Il non più giovane Jacques Audiard (classe 1957) era già stato notato di recente con lo splendido Tutti i battiti del mio cuore, noir incentrato sul  talentoso Romain Duris (L’appartamento spagnolo),  o ancor prima con Sulle mie labbra.

La sua nuova regia, in linea con i precedenti lavori, è affilata come la lametta da barba che il protagonista Malik – interpretato dal franco-algerino Tahar Rahim, quasi lo Zidane del nuovo cinema transalpino – maneggia con disperata spietatezza per aver salva la vita e poter entrare nel cuore di tenebra di una prigione di massima sicurezza, dove il potere è di fatto esercitato dal criminale Luciani, capoclan còrso, cui Niels Arestrup fornisce un volto dalla raggelante crudeltà.

Audiard mette in scena in modo convincente (ha ricevuto il Grand Prix al Festival di Cannes 2009) i cupi meandri – fisici, morali e mentali – dell’universo carcerario, dove dominano incontrastati odio e paura, ma anche la voglia di emergere.
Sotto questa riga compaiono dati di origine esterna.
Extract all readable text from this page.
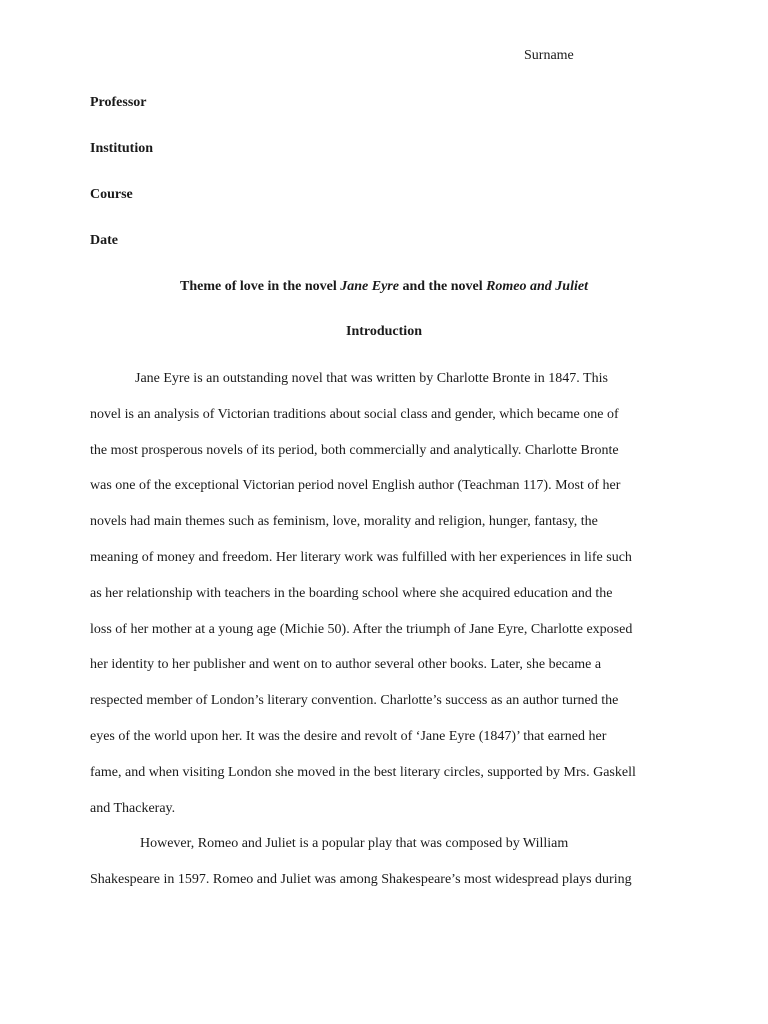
Surname
Professor
Institution
Course
Date
Theme of love in the novel Jane Eyre and the novel Romeo and Juliet
Introduction
Jane Eyre is an outstanding novel that was written by Charlotte Bronte in 1847. This
novel is an analysis of Victorian traditions about social class and gender, which became one of
the most prosperous novels of its period, both commercially and analytically. Charlotte Bronte
was one of the exceptional Victorian period novel English author (Teachman 117). Most of her
novels had main themes such as feminism, love, morality and religion, hunger, fantasy, the
meaning of money and freedom. Her literary work was fulfilled with her experiences in life such
as her relationship with teachers in the boarding school where she acquired education and the
loss of her mother at a young age (Michie 50). After the triumph of Jane Eyre, Charlotte exposed
her identity to her publisher and went on to author several other books. Later, she became a
respected member of London’s literary convention. Charlotte’s success as an author turned the
eyes of the world upon her. It was the desire and revolt of ‘Jane Eyre (1847)’ that earned her
fame, and when visiting London she moved in the best literary circles, supported by Mrs. Gaskell
and Thackeray.
However, Romeo and Juliet is a popular play that was composed by William
Shakespeare in 1597. Romeo and Juliet was among Shakespeare’s most widespread plays during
Malik infatti si rivela abilissimo nell’utilizzare tutti gli infernali meccanismi della galera per avviare la propria ascesa: sotterfugi nei confronti dei secondini, finzione nell’apparente accettazione delle gerarchie iniziali, diplomazia e costruzione del consenso per destreggiarsi tra le diverse fazioni dei reclusi, compresa la propria (quella dei “fratelli arabi”).

Ed è così che il giovane galeotto venuto dal nulla riesce a portare la propria sfida ad un sistema di potere che si pensava lo avrebbe schiacciato come uno scarafaggio: Malik, un delinquente egli stesso, incarna la vita che malgrado tutto cerca di affermarsi sulla morte – profeticamente, giustappunto, come se fosse lo strumento di una volontà che prescinde dalle miserie umane.

Nota del caporedattore: impossibile non citare il bravissimo Niels Arestrup, che molti di voi ricorderanno in La tentazione di Venere.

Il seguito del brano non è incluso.